«— Ты еще не решил, что будешь делать, Гарольд? — спросила мать, снимая очки.
— Нет еще, — сказал Кребс.
— Тебе не кажется, что пора об этом подумать?
Мать не хотела его уколоть. Она казалась озабоченной.
— Я еще не думал, — сказал Кребс.
— Бог всем велит работать, — сказала мать. — В царстве Божием не должно быть лентяев.
— Я не в царстве Божием, — ответил Кребс.
— Все мы в царстве Божием.
Как всегда, Кребс чувствовал себя неловко и злился.
— Я так беспокоюсь за тебя, Гарольд, — продолжала мать. — Я знаю, каким ты подвергался искушениям. Я знаю, что мужчины слабы. Я еще не забыла, что рассказывал твой покойный дедушка, а мой отец, о гражданской войне, и всегда молилась за тебя. Я и сейчас целыми днями молюсь за тебя. <…>
— Это все? — спросил Кребс.
— Да. Разве ты не любишь свою мать, милый мой мальчик?
— Да, не люблю, — сказал Кребс.
Мать смотрела на него через стол. Ее глаза блестели. На них навернулись слезы.
— Я никого не люблю, — сказал Кребс.
Безнадежное дело. Он не мог растолковать ей, не мог заставить ее понять. Глупо было говорить так. Он только огорчил мать. Он подошел к ней и взял ее за руку. Она плакала, закрыв лицо руками».
К лету он немного пришел в себя. В начале июня приехал в Мичиган, поселился в Хортон-Бей у тетки Билла Смита, проживание отрабатывал, ухаживая за яблонями, ездил в соседний город Бойн-Сити на перевязки. Дома много пил и курил — от скуки и чтобы досадить родителям, — но тут почти бросил то и другое (курильщиком так и не стал). Лес и рыбалка его излечили: Лестер писал, что он «напоминал животное, которое увозили далеко и которое вернулось туда, где выросло, и убедилось, что здесь всё так же, как ему помнилось, и что это действительно его родные места». В июле он совершил дальний поход с Биллом Смитом, в августе — с одноклассниками. Познакомился с отдыхавшим в Хортон-Бей бывшим репортером «Чикаго трибюн» Эдвином Балмером, читал ему свои рассказы, тот сдержанно хвалил. Сошелся с семнадцатилетними школьницами из городка Петоски, Марджори Бамп и Конни Кертис; по рассказам одних очевидцев, был влюблен в первую, по словам других, это она была в него влюблена. Марджори уехала, когда начался учебный год. Хемингуэи вернулись в Оук-Парк, Эрнест появился там в середине октября, побыл неделю, объявил, что писать дома не может, и отправился на зиму в Мичиган. Марселина сообщала своему жениху Стерлингу Санфорду: «Я боюсь, что он там замерзнет, но он хочет писать — создать огромное количество произведений…»

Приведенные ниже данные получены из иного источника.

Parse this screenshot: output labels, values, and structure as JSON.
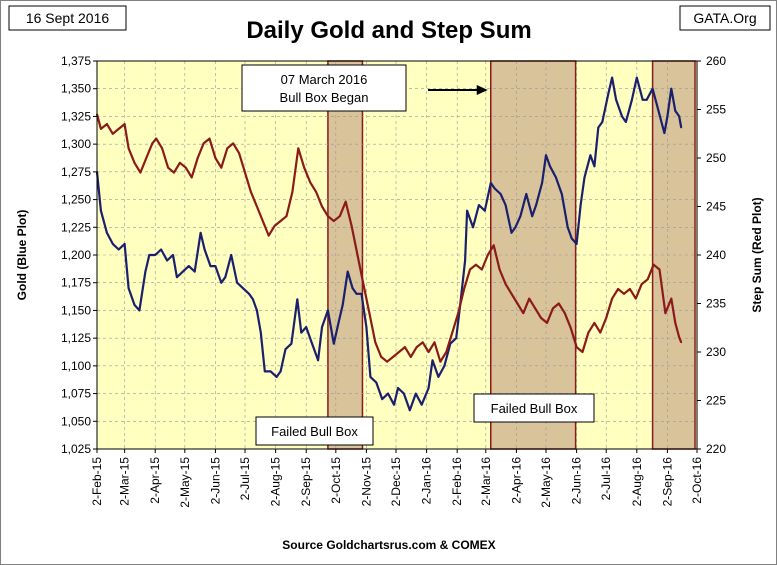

Он поселился в Петоски, снял комнату, встречал Марджори после школы; вскоре весь городок его знал. Завел двух товарищей, Пайлторпа и Рамсдела, и приятельницу еще моложе Марджори — четырнадцатилетнюю Грейс Куинлэйн, с которой будет переписываться много лет. Вечера проводил у друзей, продолжая рассказывать об «ардитти» и приключениях с графинями: истории обрастали уже совершенно мюнхгаузеновскими подробностями. Писал, отсылал рассказы в журналы, которые присоветовал Балмер — все без толку (сохранились лишь отрывки). Под Рождество его пригласили выступить с докладом о войне на собрании дамского благотворительного комитета — опять «ардитти», дамы были потрясены. Одна из них, канадка Гарриет Коннэйбл, сделала предложение: жить в ее доме в Торонто до лета в качестве компаньона ее сына (мальчик с замедленным умственным развитием, годом младше Эрнеста), в то время как она с мужем и дочерью будет путешествовать. Коннэйблы были очень богаты (Ральф, муж Гарриет, — глава канадской сети магазинов Вулворта), в доме полно прислуги, делать ничего не надо, только развлекать больного, сопровождая его на хоккей, за это Эрнест будет получать 80 долларов в месяц, а старший Коннэйбл, человек влиятельный, поможет с устройством в какую-нибудь газету.